Through my involvement with PSC over the past 6 years, I am an active participant in PEO discussions concerning standards and guidelines and have provided advice to Council on matters related to professional practice and legislative changes that affect engineering practice.
My background includes mechanical and electronic engineering, with emphasis on HVAC and combustion control. I am responsible for the operation and maintenance of $500 million in facility assets and oversee $50 million in capital projects.
- Chair, Professional Standards Committee 2016-17
- National Framework Task Force 2014-16
- Professional Standards Committee 2012-17
- Chair, Safety Critical Software Subcommittee 2011-14
- Chapter Executive, Quinte Chapter of PEO 2011-12
- Safety Critical Software Subcommittee 2010-14
Issue Facing the Profession
I believe that Council has three important priorities:
- to serve and protect public interest
- to ensure that PEO regulates professional engineering in Ontario
- to ensure that PEO licensed members carry out that engineering
The first priority comes straight from the Professional Engineers Act 2.(3) as the principal object of PEO. The second priority relates to the effectiveness of regulation and to continue to be a self-regulated profession. The last priority deals with the value of the professional engineering licence and why engineers choose to be licensed.

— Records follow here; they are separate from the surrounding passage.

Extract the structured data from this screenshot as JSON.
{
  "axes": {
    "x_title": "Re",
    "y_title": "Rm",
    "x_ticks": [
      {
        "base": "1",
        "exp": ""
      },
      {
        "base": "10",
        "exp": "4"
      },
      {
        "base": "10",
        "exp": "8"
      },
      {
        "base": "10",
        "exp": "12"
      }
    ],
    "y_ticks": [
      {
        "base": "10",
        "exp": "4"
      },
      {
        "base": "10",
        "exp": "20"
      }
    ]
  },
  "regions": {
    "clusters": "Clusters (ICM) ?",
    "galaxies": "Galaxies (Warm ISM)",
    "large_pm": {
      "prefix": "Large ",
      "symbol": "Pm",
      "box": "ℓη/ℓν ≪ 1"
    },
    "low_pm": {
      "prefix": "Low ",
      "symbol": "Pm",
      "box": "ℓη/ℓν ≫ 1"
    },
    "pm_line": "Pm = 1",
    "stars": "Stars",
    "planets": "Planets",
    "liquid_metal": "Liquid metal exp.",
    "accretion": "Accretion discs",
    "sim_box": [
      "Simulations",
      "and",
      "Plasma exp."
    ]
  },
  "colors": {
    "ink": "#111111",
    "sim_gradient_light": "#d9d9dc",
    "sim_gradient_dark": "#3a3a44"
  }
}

Topics such as mobility, public confidence, retaining effective self-governance, and accreditation/licensure of new disciplines pose problems that require resolution in order to maintain the value of the engineering licence and the reputation of professional engineers.
In my opinion. public confidence is one of those challenges where the organization needs to engage all of its members in order to address this issue. CPD is only one part of retaining public confidence, and the whole public confidence issue should be examined in much greater detail, as it impacts on much of the work done by PEO, from enforcement to standards development to licensure.